In their verbal briefing as well as in the written instructions (see Appendix D), the industry professionals were advised to complete the assessment tool right after each presentation had finished. They were asked to assess all five assessment dimensions quickly and succinctly. They were also made aware that their assessment should be based on their intuition, experience and gut feeling. They were ensured that their ratings would not influence the students’
grades and that they therefore should use the full range of the available scales for each rating dimension. Raters were also instructed not to interact with each other during the presentations.
The assessment consisted of the following five assessment dimensions:
(1) Desirability. Does the presented product or service address
unmet/latent needs of the proposed target group(s)? Would customers buy this product?
(2) Viability. Do the key assumptions of the proposed business model and financial model make sense? Are they realistic?
(3) Feasibility. From a technology point of view, do you think that the product or service can be built by this team? (with/without external help)
(4) Selling & team. How well did the presenter(s) sell the concept to you?
Do you think this team has what it takes to bring the product or service to market?
(5) Investment intent. Imagine you have 10,000 € in your pocket right now. You can put this money in a bank account to collect interest or invest (some of) it in the team. How much would you invest?
The first three dimensions of “desirability”, “viability” and “feasibility” were based on one of the more general definitions of potential outcomes of design thinking activities (see Section 2.2.2). These three categories were meant to assess the quality of the produced artefact, based on key principles of the underlying design thinking theory. The fourth dimension of “selling & team”
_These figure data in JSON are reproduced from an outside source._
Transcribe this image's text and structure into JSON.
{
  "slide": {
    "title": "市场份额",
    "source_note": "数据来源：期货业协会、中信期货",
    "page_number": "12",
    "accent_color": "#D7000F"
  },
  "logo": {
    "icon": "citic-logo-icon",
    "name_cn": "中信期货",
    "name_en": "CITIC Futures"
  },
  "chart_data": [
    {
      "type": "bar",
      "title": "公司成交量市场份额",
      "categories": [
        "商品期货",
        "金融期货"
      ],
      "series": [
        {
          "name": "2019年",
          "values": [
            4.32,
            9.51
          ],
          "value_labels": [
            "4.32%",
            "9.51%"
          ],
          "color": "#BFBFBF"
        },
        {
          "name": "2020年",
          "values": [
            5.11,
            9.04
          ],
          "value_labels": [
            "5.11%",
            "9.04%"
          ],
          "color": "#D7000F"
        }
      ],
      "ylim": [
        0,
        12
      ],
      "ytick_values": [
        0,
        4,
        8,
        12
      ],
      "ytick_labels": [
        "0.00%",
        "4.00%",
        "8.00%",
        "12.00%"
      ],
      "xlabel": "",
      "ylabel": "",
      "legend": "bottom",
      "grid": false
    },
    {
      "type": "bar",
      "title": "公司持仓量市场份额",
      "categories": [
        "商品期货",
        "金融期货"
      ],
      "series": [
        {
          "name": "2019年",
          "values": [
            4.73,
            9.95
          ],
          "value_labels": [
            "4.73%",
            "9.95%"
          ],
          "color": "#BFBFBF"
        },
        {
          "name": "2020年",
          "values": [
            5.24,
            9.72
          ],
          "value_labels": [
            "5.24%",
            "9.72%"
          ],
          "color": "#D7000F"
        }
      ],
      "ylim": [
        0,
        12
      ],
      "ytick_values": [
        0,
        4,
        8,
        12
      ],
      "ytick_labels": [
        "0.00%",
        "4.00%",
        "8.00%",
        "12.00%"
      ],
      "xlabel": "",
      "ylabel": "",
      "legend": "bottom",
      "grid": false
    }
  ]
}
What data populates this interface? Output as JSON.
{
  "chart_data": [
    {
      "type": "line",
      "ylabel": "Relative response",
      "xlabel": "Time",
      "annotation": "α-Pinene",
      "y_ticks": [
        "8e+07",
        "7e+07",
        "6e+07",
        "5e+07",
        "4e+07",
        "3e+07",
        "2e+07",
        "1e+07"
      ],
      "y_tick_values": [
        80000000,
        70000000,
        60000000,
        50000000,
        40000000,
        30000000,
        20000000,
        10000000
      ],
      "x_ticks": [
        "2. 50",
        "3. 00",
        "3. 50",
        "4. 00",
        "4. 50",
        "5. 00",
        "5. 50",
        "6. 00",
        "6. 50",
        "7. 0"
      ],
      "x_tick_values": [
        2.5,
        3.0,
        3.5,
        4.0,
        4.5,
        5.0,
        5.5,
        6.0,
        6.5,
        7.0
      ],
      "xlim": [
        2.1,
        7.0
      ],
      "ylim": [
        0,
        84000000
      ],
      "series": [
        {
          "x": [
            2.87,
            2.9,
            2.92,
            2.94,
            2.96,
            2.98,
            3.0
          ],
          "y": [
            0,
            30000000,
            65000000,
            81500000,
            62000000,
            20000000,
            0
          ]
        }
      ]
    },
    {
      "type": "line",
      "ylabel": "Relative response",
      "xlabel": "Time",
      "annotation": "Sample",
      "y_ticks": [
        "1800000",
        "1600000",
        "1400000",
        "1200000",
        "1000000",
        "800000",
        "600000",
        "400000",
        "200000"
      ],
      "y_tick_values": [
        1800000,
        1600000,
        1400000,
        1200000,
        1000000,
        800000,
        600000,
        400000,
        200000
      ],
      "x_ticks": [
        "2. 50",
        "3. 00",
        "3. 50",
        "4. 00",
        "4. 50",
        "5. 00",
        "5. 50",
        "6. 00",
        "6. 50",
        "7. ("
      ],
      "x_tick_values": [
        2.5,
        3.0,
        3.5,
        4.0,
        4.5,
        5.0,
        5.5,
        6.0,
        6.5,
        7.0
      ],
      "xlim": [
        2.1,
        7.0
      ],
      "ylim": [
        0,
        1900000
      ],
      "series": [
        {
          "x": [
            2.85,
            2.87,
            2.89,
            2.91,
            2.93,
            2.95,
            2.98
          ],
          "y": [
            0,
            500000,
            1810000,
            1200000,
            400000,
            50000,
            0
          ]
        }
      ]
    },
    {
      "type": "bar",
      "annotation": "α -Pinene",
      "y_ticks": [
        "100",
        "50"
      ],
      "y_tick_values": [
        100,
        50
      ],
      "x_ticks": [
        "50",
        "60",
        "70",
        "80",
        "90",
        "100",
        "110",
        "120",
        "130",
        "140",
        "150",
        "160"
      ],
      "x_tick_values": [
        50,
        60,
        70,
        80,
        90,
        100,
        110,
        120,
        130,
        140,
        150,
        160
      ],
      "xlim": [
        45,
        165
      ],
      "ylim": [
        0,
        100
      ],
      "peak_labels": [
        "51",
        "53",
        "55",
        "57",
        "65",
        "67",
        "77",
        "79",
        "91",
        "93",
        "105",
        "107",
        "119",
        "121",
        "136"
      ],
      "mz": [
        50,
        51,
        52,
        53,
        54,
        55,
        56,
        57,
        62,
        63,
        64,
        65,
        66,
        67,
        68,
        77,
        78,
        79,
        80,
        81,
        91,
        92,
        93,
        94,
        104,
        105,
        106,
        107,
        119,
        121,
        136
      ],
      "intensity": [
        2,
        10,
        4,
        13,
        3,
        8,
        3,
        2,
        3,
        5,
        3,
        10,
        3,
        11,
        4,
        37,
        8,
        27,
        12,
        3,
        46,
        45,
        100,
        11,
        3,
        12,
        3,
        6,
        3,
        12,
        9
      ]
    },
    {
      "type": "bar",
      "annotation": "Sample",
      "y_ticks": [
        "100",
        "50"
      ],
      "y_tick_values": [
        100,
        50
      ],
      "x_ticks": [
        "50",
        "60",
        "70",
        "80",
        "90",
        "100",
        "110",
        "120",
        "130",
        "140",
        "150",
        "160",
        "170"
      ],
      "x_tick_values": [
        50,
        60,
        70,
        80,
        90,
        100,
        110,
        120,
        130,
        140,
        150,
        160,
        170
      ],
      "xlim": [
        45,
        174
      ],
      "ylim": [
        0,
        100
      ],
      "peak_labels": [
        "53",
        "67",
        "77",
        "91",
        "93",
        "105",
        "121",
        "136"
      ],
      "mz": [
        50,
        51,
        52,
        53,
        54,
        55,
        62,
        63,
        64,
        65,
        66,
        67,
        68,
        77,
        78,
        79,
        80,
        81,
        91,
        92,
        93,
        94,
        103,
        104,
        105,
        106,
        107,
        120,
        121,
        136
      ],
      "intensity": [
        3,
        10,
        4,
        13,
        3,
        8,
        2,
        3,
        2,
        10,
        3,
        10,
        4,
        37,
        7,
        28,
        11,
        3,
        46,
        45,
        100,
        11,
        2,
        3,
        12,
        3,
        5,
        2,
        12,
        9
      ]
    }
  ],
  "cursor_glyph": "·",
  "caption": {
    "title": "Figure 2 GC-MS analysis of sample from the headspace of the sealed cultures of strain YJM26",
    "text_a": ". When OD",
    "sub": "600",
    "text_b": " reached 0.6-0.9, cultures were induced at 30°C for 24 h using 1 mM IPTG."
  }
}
was included to provide a measurement of how well the team convinced the audience of their capabilities to successfully bring their proposed product or service to market (Kawasaki, 2015). The fifth category was built on research by Morwitz et al. (2007) as well as Kornish and Ulrich (2012) who have identified purchase intention as a reliable predictor of later sales.
Raters were provided with a continuous scale, ranging from low ( ) to high (☺) for each of the five dimensions (see Appendix D). To indicate their answer, the professionals were asked to mark the continuous scale at the point which reflects their answer. The continuous scales were later converted into numerical rating between “.0” and “10.0” for each category. This answer format was a deliberate choice over a more common Likert-scale format, as it provoked fast assessments based on each professional’s intuition (Baer &
McKool, 2009).
As Kaufman et al. (2007) point out, securing suitable expert judges is a time consuming endeavour. For both performance assessments, minimum requirements for desirable industry experts raters were defined. Invitations for the public presentations were then send out to selected individuals within the network of the SCE. For both assessments, a minimum of seven industry professionals were involved in the CAT performance assessment process.
These included experienced professionals from target industries, current or
former venture capitalists, entrepreneurship professors, experienced design thinking practitioners as well as programme alumni now working in industry.